In a highly simplified sense, the operation of GCMs can be thought of in a few basic steps.

  1. Divide up the atmosphere and oceans into a complex 3-D grid; each grid may represent 2° of latitude and 2° of longitude (roughly 200 km on a side), and the models typically have 20 - 40 vertical layers, which would give you about half a million cells.
  2. Assign the starting conditions for each grid — the type of material (air, soil, water, etc.), temperature, salinity of the oceans, humidity of the air, greenhouse gas concentrations, insolation, and a whole host of other variables and constants. Typically, these starting conditions are a simplified snapshot of the current climate on Earth.
  3. Based on the temperature, salinity, and humidity, the program calculates the pressure in each grid cell, which combines with the rotation of the Earth to determine the velocities in each cell (see figure below). The velocities then determine how the cells will exchange heat, moisture, salinity, etc., with their neighboring cells.
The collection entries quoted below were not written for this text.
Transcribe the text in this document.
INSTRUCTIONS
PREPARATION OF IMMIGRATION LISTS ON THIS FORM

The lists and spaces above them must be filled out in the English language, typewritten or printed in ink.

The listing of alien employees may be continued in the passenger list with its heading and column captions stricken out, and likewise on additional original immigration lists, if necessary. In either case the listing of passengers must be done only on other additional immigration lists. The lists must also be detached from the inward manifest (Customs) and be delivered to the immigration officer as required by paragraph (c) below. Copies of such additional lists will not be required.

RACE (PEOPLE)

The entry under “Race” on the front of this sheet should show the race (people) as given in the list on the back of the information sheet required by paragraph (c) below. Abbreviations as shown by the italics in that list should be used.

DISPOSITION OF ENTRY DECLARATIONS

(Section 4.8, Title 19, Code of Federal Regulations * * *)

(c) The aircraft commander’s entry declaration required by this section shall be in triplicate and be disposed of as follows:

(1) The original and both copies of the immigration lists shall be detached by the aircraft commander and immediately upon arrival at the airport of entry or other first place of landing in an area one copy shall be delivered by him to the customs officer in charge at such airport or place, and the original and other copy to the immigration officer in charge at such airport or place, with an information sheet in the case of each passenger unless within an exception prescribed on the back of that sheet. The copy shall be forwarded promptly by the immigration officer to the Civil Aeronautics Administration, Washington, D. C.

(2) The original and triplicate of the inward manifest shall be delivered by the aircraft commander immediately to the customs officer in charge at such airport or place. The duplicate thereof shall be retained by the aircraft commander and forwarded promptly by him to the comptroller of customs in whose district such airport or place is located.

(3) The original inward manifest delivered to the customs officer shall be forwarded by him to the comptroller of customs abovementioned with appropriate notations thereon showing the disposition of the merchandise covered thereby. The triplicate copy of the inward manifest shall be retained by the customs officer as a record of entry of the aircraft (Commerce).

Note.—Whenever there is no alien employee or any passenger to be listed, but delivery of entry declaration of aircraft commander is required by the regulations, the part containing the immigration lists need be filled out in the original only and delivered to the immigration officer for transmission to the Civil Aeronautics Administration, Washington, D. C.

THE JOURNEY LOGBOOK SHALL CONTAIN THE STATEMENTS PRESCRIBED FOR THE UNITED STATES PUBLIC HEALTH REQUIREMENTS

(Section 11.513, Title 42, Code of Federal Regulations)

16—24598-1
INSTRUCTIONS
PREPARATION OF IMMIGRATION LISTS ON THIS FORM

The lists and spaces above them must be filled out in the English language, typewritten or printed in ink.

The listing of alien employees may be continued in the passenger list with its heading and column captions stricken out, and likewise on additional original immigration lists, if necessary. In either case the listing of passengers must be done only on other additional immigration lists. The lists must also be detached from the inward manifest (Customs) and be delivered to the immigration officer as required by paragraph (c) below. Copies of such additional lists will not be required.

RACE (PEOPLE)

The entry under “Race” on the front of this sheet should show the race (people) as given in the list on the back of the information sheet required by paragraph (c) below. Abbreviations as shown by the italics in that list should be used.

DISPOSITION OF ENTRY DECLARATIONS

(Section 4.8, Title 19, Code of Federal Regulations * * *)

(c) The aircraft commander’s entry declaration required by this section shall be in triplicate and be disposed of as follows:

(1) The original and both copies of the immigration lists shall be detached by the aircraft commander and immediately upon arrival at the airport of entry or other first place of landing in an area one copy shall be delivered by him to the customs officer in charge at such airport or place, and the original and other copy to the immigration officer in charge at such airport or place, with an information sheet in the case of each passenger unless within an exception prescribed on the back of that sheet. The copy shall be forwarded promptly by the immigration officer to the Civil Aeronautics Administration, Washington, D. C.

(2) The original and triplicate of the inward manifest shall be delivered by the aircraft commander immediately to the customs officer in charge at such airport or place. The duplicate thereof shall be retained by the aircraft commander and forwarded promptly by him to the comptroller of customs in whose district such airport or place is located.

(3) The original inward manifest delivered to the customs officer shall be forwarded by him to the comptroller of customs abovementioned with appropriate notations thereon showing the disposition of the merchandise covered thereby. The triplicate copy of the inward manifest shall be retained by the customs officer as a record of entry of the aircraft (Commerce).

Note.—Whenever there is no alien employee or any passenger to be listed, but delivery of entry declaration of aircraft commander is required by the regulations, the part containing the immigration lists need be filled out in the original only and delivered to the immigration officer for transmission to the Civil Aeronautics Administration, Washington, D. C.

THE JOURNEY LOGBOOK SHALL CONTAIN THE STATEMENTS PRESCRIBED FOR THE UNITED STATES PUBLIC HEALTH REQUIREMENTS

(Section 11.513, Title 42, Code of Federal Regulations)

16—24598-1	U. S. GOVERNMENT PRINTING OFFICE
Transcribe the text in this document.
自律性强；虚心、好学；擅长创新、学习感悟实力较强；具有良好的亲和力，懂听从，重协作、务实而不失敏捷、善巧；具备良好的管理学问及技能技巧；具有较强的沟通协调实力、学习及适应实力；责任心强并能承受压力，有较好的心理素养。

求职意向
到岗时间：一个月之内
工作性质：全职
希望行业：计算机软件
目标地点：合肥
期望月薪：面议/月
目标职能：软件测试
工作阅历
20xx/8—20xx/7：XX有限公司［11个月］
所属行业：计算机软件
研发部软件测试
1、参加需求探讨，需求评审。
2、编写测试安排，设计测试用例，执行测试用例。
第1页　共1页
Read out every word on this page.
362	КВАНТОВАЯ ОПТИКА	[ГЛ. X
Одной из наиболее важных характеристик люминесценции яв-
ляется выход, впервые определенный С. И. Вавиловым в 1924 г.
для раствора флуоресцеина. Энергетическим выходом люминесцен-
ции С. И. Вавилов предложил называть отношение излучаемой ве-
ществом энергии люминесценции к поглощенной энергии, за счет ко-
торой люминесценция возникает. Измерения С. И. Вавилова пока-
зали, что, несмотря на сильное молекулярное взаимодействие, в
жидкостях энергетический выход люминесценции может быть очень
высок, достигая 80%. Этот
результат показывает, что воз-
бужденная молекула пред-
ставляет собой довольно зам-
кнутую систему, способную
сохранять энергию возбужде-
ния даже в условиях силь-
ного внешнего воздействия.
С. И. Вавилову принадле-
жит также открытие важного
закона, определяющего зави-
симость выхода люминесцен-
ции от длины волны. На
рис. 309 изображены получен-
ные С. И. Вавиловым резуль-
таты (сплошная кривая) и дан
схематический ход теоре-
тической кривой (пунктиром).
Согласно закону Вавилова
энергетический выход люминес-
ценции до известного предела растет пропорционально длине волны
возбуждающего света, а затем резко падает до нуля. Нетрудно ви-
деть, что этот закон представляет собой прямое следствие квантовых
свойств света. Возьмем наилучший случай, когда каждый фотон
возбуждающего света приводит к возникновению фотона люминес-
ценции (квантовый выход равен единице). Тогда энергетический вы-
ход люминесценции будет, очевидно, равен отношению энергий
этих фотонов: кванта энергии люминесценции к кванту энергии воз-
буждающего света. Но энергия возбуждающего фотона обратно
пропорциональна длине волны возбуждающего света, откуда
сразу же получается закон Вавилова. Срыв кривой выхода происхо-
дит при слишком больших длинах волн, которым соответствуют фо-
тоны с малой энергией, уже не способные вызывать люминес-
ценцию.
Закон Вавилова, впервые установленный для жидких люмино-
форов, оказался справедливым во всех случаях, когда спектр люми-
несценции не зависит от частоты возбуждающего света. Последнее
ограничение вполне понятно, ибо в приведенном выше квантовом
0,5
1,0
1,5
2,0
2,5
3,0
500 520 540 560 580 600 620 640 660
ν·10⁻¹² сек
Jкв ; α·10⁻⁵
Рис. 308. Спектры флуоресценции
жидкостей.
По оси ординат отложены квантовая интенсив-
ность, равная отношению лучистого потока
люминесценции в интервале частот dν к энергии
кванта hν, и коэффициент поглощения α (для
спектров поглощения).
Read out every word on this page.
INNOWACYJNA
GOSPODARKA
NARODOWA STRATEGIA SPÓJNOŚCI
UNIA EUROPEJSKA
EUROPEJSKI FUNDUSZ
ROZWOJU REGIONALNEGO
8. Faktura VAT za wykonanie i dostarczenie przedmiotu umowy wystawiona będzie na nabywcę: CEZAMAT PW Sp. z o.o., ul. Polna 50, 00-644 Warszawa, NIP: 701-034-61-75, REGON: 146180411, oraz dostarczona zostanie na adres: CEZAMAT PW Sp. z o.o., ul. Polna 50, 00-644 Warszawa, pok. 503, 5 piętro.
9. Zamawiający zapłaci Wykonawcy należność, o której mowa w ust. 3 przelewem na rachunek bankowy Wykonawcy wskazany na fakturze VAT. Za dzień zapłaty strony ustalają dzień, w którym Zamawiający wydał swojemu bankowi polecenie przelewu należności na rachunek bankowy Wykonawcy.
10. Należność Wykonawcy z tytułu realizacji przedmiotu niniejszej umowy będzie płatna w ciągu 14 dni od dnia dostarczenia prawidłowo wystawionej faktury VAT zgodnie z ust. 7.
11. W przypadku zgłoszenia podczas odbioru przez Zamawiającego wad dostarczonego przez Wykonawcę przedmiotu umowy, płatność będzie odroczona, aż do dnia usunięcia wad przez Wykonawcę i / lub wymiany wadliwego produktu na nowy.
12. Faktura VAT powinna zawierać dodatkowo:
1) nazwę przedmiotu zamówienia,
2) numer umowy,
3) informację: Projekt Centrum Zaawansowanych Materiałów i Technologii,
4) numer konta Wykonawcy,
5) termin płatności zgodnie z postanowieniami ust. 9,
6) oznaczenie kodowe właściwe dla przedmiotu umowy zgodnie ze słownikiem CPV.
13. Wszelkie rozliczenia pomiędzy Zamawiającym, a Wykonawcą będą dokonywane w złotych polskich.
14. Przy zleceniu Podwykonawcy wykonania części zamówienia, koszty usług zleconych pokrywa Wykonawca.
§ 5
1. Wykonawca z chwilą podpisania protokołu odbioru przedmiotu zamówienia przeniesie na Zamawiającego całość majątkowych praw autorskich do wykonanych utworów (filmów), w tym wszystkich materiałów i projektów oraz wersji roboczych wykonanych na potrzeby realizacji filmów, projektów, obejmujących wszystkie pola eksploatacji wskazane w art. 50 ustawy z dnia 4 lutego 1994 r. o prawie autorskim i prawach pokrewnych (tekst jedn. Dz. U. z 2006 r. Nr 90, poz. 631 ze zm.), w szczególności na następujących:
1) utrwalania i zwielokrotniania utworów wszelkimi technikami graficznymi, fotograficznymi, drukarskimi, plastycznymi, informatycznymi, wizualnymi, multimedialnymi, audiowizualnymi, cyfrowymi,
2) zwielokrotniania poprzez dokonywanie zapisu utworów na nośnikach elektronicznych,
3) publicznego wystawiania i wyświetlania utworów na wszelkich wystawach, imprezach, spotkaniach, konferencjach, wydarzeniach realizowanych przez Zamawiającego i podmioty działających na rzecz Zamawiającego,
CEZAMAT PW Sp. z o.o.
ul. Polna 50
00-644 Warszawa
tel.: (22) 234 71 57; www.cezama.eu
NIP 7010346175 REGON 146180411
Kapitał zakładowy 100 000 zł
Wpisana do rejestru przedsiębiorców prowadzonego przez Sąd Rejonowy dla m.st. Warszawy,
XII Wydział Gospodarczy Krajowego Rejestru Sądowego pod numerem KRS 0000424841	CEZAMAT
The program then makes all of these transfers, and then updates the conditions of each cell — these new conditions then determine how things will move in the next time step. These calculations are done in very short time increments (typically a few minutes), and the result is that they can simulate the circulation of the atmosphere and the oceans.
    Map of the world showing air pressure and winds calculated by a GCM, see image caption
    Mean Atmospheric Pressure and Winds from the NCAR GCM. The air pressure at the surface is shown in the colors — blue represents low pressure; red is high pressure. Also shown are the approximate average wind directions and strengths that would result from this map of pressure difference. The winds move from high-pressure areas to low-pressure areas, but they are bent by the Coriolis effect.
    Credit: David Bice © Penn State University is licensed under CC BY-NC-SA 4.0

    This figure comes from a run of the NCAR model, called CCM (Community Climate Model) and represents the atmospheric pressure at sea level averaged over 10 years. Also shown is the pattern of winds that results from the combination of the forces due to the pressure differences (air flows from high to low pressure, driven by a Pressure Gradient Force and the Coriolis Force, which is related to the rotation of the Earth. The length of the arrows is proportional to the strength of the winds. Note that the model produces belts of pressure that are very similar to the observed pressure belts — low pressure near the equator, high pressure at 30N and 30S, low pressure at 50-60N and 50-60S, and high pressure again near the poles, patterns we learned about in Module 3.

  4. Based on temperature, pressure, flow patterns, and humidity, the models simulate the formation of clouds, which then impact the albedo (reflectance of sunlight) and the absorption of heat emitted from the surface.
  5. The models also calculate the evaporation of water from the surface and the precipitation of water, and its runoff over the land back to the oceans. The evaporation and precipitation are associated with big transfers of energy, and the model keeps track of this, too.
  6. All models represent land topography. Many models also include representations of photosynthesis on land, the exchange of CO2 between the plants, soil, oceans, and atmosphere, and sedimentation in the ocean.